12.2 The ALRC considers that fine enforcement regimes should not, directly or indirectly, allow for imprisonment, and recommends that legalisation should be amended to this effect. Imprisonment is a disproportionate response to fine default, and impacts especially on Aboriginal and Torres Strait Islander women.
12.3 The imposition of fines and fine enforcement regimes affect Aboriginal and Torres Strait Islander people disproportionately. Fine enforcement regimes can aggravate criminogenic factors and operate to further entrench disadvantage, especially when the penalty for default or secondary offending includes further fines, driver licence suspension or disqualification, and imprisonment.

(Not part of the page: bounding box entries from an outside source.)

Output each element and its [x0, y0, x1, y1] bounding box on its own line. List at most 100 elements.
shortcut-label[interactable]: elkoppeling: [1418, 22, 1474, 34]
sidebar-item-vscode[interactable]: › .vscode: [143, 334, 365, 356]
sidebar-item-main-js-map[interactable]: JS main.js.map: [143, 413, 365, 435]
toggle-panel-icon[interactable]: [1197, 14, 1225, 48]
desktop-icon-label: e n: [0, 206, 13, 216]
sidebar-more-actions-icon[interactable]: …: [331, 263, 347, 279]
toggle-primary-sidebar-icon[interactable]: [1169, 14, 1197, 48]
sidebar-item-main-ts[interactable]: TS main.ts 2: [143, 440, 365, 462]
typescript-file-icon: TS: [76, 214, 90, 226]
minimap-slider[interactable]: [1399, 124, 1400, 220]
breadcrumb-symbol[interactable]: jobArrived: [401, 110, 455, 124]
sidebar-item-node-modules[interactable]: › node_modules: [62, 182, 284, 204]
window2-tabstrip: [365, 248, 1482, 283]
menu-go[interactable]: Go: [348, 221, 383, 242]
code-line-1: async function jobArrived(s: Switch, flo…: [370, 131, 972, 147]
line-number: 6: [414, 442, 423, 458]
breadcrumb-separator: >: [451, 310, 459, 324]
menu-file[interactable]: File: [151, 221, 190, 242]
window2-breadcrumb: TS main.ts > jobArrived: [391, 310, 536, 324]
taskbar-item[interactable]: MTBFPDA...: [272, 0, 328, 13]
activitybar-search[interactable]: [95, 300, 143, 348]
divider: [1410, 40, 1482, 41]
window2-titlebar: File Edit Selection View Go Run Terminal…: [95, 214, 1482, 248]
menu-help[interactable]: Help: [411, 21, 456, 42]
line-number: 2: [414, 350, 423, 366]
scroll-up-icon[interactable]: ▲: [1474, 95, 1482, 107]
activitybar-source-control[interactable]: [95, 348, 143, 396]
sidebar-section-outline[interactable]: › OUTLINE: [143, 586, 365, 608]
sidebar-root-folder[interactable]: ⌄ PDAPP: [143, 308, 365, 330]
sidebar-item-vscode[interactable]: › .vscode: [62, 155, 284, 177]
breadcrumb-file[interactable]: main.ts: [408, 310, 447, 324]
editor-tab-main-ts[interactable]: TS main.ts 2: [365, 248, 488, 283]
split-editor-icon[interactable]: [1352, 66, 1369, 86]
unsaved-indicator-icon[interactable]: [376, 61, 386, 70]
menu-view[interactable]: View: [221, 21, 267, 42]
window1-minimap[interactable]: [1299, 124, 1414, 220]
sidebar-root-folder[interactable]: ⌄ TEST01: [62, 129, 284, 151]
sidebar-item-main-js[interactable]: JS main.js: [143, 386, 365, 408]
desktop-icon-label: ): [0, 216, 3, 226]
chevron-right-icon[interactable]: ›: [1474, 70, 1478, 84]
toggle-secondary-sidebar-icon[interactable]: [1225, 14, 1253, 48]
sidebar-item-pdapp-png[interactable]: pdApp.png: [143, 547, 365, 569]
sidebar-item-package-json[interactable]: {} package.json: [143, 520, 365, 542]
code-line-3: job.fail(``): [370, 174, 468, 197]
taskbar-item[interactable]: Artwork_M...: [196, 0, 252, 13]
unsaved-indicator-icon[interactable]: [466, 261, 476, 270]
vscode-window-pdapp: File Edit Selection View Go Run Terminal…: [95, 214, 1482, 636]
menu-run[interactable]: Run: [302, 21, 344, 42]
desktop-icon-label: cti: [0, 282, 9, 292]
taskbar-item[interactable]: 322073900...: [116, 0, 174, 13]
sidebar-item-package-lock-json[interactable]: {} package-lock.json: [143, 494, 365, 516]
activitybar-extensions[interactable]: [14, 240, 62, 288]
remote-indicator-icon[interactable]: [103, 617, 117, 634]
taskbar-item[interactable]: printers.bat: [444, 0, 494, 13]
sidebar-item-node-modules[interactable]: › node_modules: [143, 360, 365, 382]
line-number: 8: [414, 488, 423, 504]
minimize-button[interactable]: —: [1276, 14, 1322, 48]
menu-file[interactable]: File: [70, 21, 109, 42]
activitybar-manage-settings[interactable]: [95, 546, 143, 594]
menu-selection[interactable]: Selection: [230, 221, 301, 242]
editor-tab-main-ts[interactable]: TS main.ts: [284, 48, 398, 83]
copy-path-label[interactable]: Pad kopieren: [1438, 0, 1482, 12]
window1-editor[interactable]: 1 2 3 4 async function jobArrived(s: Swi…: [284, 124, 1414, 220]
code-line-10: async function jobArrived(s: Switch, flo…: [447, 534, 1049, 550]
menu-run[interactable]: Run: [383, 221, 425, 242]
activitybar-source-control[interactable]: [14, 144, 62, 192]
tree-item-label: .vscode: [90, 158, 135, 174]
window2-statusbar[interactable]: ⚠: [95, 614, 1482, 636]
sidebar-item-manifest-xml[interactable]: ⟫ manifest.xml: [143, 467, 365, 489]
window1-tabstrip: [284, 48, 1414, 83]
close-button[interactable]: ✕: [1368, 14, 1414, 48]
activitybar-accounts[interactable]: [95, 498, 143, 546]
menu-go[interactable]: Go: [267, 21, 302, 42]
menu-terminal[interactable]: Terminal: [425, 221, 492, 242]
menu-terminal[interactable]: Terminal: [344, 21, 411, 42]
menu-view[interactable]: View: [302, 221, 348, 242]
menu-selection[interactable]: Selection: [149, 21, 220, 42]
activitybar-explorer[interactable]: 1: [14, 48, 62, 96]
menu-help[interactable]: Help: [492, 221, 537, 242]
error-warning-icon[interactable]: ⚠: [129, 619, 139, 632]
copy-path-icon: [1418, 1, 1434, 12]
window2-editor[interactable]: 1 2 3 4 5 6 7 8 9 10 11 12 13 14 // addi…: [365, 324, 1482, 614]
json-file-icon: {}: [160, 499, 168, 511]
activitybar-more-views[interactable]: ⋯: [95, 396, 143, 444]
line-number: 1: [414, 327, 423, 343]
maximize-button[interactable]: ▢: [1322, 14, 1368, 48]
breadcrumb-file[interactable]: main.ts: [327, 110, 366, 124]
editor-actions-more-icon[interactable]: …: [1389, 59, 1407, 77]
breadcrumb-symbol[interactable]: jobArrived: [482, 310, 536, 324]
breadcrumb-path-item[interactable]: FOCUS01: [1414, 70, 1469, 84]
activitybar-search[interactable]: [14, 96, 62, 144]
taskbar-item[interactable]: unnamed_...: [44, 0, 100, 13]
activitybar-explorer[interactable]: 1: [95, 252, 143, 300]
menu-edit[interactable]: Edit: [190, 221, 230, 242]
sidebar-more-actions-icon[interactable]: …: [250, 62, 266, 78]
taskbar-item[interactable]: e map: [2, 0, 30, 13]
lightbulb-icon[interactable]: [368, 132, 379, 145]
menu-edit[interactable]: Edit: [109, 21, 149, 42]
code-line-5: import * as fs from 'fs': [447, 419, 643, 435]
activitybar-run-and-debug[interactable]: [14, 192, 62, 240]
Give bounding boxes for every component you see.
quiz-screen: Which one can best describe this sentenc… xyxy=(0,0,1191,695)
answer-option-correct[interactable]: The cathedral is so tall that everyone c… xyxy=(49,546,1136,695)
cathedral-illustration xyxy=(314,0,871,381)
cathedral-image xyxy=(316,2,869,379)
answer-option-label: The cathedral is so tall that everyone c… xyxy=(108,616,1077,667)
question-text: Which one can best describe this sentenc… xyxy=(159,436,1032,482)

12.4 The ALRC makes recommendations to increase the efficacy and decrease the harm caused to Aboriginal and Torres Strait Islander people by the imposition of fines. These include decreasing the size of fines, limiting the issue of infringement notices, the nationwide adoption of Work and Development Orders (WDOs) based on the New South Wales (NSW) model, and the provision of a discretion to skip driver licence suspension where the person in fine default is vulnerable, supported by statutory guidelines for state debt recovery agencies. These are not standalone recommendations and, together with the abolition of imprisonment, seek to make fine systems and fine enforcement regimes fairer and more responsive to the circumstances of Aboriginal and Torres Strait Islander people, especially in regional or remote locations.
12.5 This chapter further discusses two key pathways for Aboriginal and Torres Strait Islander people into fine enforcement, namely offensive language provisions and driving without a licence.